Метки
Описание
Александр и Дмитрий Веренские живут в своём уютном, изолированном мире за стенами родовой усадьбы. Александр, слепой с детства, полагается на ощущения и интуицию, а Дмитрий — его проводник в мире, который они стараются держать на расстоянии. Но социальные потрясения времени и личные вызовы заставляют их учиться взаимодействовать с внешним миром, сохраняя при этом свою уникальную близость.
Примечания
Не претендую на историческую достоверность деталей окружающего мира и событий, мне помогает не всегда правый интернет. На целостность сюжета — тоже, он здесь не главное.
Посвящение
Посвящение временам, которые не выбирают.
"Твой мир внезапно рухнул,
И мой внезапно рухнул,
Всё долго шло по кругу,
Но, вот здесь край.
Мы будем домом друг для друга,
Домом друг для друга.
Держи меня за руку,
Не отпускай."
Часть 21
31 июля 2025, 11:25
Февраль 1901
Сон окутал Александра, словно вязкий и липкий осенний туман. Вокруг плясали, сливаясь и распадаясь, неясные обрывки реальности, пропущенные сквозь мутное закопченное стекло: алый шелк знамени, хлеставший по лицам одинаковых людей; тяжелые, грязные сапоги жандармов, мерно отбивавшие шаг по мостовой; сырая, темная балка виселицы, на которой раскачивалось тело повешенного.
Потом явился Соколов. Призрак в рваной студенческой тужурке стоял неестественно прямо и безжизненно. Вместо лица у студента была лишь зияющая чернота, как провал в земле, и из нее рвался беззвучный крик, от которого звенело в ушах. Александр пытался убежать, закрыть уши, исчезнуть, но мог лишь быть посреди кошмара.
“Не бойся, Сашенька…” – прошелестел знакомый, нежный голос где-то совсем рядом, почти у виска.
Пространство повернулось, скрыв студента и явив образ Анны-Марии. В любимом темно-синем бархатном платье, волосы уложены высокой короной, тонкие руки сложены на коленях. Но вместо глаз – два угрюмых уголька, тлеющих в пепельной маске лица. Губы улыбались печально и бесконечно далеко.

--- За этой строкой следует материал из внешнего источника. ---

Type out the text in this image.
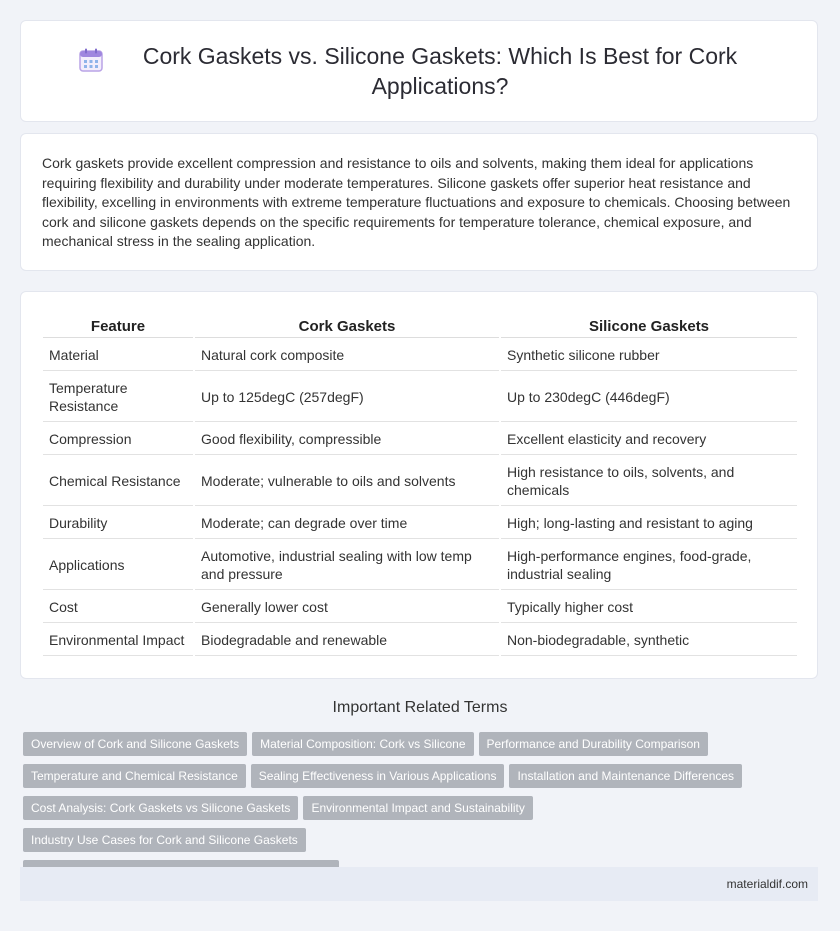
Cork Gaskets vs. Silicone Gaskets: Which Is Best for Cork Applications?

Cork gaskets provide excellent compression and resistance to oils and solvents, making them ideal for applications requiring flexibility and durability under moderate temperatures. Silicone gaskets offer superior heat resistance and flexibility, excelling in environments with extreme temperature fluctuations and exposure to chemicals. Choosing between cork and silicone gaskets depends on the specific requirements for temperature tolerance, chemical exposure, and mechanical stress in the sealing application.

Feature	Cork Gaskets	Silicone Gaskets
Material	Natural cork composite	Synthetic silicone rubber
Temperature Resistance	Up to 125degC (257degF)	Up to 230degC (446degF)
Compression	Good flexibility, compressible	Excellent elasticity and recovery
Chemical Resistance	Moderate; vulnerable to oils and solvents	High resistance to oils, solvents, and chemicals
Durability	Moderate; can degrade over time	High; long-lasting and resistant to aging
Applications	Automotive, industrial sealing with low temp and pressure	High-performance engines, food-grade, industrial sealing
Cost	Generally lower cost	Typically higher cost
Environmental Impact	Biodegradable and renewable	Non-biodegradable, synthetic
Important Related Terms
Overview of Cork and Silicone Gaskets Material Composition: Cork vs Silicone Performance and Durability Comparison
Temperature and Chemical Resistance Sealing Effectiveness in Various Applications Installation and Maintenance Differences
Cost Analysis: Cork Gaskets vs Silicone Gaskets Environmental Impact and SustainabilityIndustry Use Cases for Cork and Silicone Gaskets

materialdif.com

“Ты никогда не вспомнишь моё лицо, никогда. Jakże mi ciebie żal.” — прошептала она и начала таять, обращаясь в золотой свет.
***
Он резко проснулся, окунувшись в густую, ватную тишину. Фосфены, последнее время ставшие гораздо сильнее, хаотично плавали вокруг, образуя светящиеся пятна, то вспыхивающие, то бесследно гаснущие. Среди них на миг будто бы проступили очертания комнаты, но тут же рассыпались, оставив после себя непонимание. “Галлюцинации, воспоминания или…”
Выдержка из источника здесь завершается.